2024-10-07
CJEU C-21/23 ("Lindenapotheke")
EthiLEX Editorial Team
The EU Court of Justice responded to request for preliminary ruling in a dispute concerning the online sale of para-pharmaceutical products to German consumers. In the matter under examination a pharmacist sued a competing seller under the German legislation on unfair business practices (Gesetz gegen den unlauteren Wettbewerb - 3 July 2024) for having violated GDPR rules on consumer consent. The German legislation allows a business to enter litigation based on damage to consumer welfare, which is presumed to occur in situations where their personal data is not sufficiently protected. In this specific case, the sales were entered via Amazon Marketplace, where the consumers could not explicitly consent to their sensitive medical data being processed (which is a requirement under the GDPR).
The German courts were in doubt as to whether this commercial legislation (or the judicial practice based thereon) was compatible with the GDPR, given that it is normally an administrative supervisory body or the data subjects themselves that litigate based on infractions to GDPR, and not private businesses unconnected to the data subjects.
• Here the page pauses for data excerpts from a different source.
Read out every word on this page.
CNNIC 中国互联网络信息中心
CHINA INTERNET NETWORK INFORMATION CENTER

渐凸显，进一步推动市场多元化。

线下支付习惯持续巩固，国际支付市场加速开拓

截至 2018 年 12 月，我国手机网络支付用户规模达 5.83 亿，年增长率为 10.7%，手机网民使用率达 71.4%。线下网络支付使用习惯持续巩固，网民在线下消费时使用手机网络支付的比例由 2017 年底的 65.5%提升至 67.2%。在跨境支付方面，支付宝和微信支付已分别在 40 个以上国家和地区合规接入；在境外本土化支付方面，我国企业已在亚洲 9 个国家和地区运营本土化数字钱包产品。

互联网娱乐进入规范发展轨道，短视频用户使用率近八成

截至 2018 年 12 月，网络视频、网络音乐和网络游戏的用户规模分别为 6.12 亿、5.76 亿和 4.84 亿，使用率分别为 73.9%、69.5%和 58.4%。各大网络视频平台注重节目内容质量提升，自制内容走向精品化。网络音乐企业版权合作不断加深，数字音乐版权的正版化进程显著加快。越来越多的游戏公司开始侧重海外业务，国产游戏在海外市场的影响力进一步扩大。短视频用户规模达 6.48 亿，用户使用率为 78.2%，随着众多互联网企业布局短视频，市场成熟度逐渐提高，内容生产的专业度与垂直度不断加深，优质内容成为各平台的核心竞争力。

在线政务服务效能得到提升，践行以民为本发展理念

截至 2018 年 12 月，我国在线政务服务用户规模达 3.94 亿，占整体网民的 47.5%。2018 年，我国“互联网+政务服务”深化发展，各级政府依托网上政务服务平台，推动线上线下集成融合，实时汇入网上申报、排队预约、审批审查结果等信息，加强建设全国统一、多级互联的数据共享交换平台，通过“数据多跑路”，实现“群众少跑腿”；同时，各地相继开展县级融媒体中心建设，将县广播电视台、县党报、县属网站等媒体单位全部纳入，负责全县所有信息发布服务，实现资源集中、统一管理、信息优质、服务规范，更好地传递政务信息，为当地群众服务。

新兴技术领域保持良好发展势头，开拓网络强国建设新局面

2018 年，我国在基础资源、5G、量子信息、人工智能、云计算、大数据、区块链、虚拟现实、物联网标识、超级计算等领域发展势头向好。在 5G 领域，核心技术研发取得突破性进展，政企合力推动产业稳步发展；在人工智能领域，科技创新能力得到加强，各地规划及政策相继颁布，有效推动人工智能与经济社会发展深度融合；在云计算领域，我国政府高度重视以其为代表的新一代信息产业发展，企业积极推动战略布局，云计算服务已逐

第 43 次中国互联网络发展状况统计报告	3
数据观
The Court ruled "that the provisions of Chapter VIII of the GDPR must be interpreted as not precluding national legislation which, alongside the powers of intervention of the supervisory authorities responsible for monitoring and enforcing that regulation and the remedies available to data subjects, confers on competitors of the person allegedly responsible for an infringement of the laws protecting personal data standing to bring proceedings against that person, by means of an action before the civil courts, for infringements of that regulation and on the basis of the prohibition of unfair commercial practices" (pt. 73).
It added that "such an application for injunctive relief brought by a competitor may prove, like that brought by a consumer protection association, to be particularly effective in ensuring such protection, in so far as it is capable of preventing a large number of infringements of the rights of data subjects by the processing of their personal data" (pt. 70).
From a textual point of view, the Court arrived at this conclusion primarily through article 82(1) of the GDPR, which states that "Any person who has suffered... damage as a result of an infringement of this Regulation shall have the right to receive compensation... for the damage suffered". The Court interpreted this to mean that this damage may be suffered indirectly, even if the aggrieved party is not the data subject (pt. 55). The present ruling is an extension of their previous decision in C-319/20 (Meta Platforms Ireland), where the action was brought by a consumer protection association. In that ruling, the Court already highlighted that GDPR infringements can generate parallel heads of damages beyond that suffered by the data subject, including, for example, based on unfair competition (the same German legislation was used in that case).
This ruling is a helpful reminder for businesses and their counsel to avail themselves of this head of litigation when facing competitors that disregard data protection principles. Even in countries without jurisprudence or legislation similar to the German one in question, it would be clearly unfair for one market operator to sell goods with complete disregard for GDPR (or other important regulations) while another operator is fully compliant, and bears the full burden such compliance entails. From a moral perspective, even if business competitors may submit such litigation primarily for their own gain, leveraging this power ultimately benefits data subjects. The Court's promotion of this particular form of "citizen justice" is commendable, especially given that most (if not all) supervisory authorities are severely understaffed.